To find a quadratic polynomial whose zeroes are -7 and [tex]\(-\frac{1}{7}\)[/tex], we can follow these steps:
### Step 1: Identify the Zeroes
Let the zeroes of the polynomial be [tex]\(\alpha\)[/tex] and [tex]\(\beta\)[/tex]. Here, they are:
[tex]\[\alpha = -7 \][/tex]
[tex]\[\beta = -\frac{1}{7} \][/tex]
### Step 2: Calculate the Sum of the Zeroes
The sum of the zeroes [tex]\((\alpha + \beta)\)[/tex] will be calculated as follows:
[tex]\[ \alpha + \beta = -7 + \left(-\frac{1}{7}\right) \][/tex]
From the given answer, the sum of the zeroes is:
[tex]\[ \alpha + \beta = -7.142857142857143 \][/tex]
### Step 3: Calculate the Product of the Zeroes
The product of the zeroes [tex]\((\alpha \times \beta)\)[/tex] will be calculated as:
[tex]\[ \alpha \cdot \beta = -7 \cdot \left(-\frac{1}{7}\right) \][/tex]
From the given answer, the product of the zeroes is:
[tex]\[ \alpha \cdot \beta = 1.0 \][/tex]
### Step 4: Form the Quadratic Polynomial
The standard form of a quadratic polynomial with zeroes [tex]\(\alpha\)[/tex] and [tex]\(\beta\)[/tex] is:
[tex]\[ x^2 - (\alpha + \beta)x + \alpha \beta \][/tex]
Plugging in the values calculated for the sum and product of zeroes:
[tex]\[ x^2 - (-7.142857142857143)x + 1.0 \][/tex]

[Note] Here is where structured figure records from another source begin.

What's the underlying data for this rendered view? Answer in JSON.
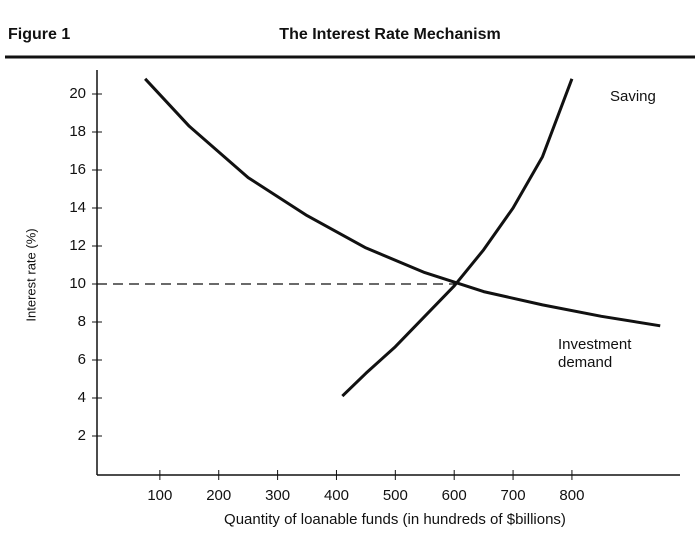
{
  "chart_data": {
    "type": "line",
    "figure_label": "Figure 1",
    "title": "The Interest Rate Mechanism",
    "x_label": "Quantity of loanable funds (in hundreds of $billions)",
    "y_label": "Interest rate (%)",
    "xlim": [
      0,
      970
    ],
    "ylim": [
      0,
      21
    ],
    "xticks": [
      100,
      200,
      300,
      400,
      500,
      600,
      700,
      800
    ],
    "yticks": [
      2,
      4,
      6,
      8,
      10,
      12,
      14,
      16,
      18,
      20
    ],
    "series": [
      {
        "name": "Saving",
        "color": "#111111",
        "x": [
          410,
          450,
          500,
          550,
          600,
          650,
          700,
          750,
          800
        ],
        "values": [
          4.1,
          5.3,
          6.7,
          8.3,
          9.9,
          11.8,
          14.0,
          16.7,
          20.8
        ]
      },
      {
        "name": "Investment demand",
        "color": "#111111",
        "x": [
          75,
          150,
          250,
          350,
          450,
          550,
          650,
          750,
          850,
          950
        ],
        "values": [
          20.8,
          18.3,
          15.6,
          13.6,
          11.9,
          10.6,
          9.6,
          8.9,
          8.3,
          7.8
        ]
      }
    ],
    "reference_line": {
      "y": 10,
      "x_end": 600
    }
  }
}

### Step 5: Write the Polynomial in Standard Form
Thus, the quadratic polynomial satisfying the given zeroes is:
[tex]\[ x^2 + 7.142857142857143x + 1.0 \][/tex]
This polynomial has the zeroes [tex]\(-7\)[/tex] and [tex]\(-\frac{1}{7}\)[/tex] as required.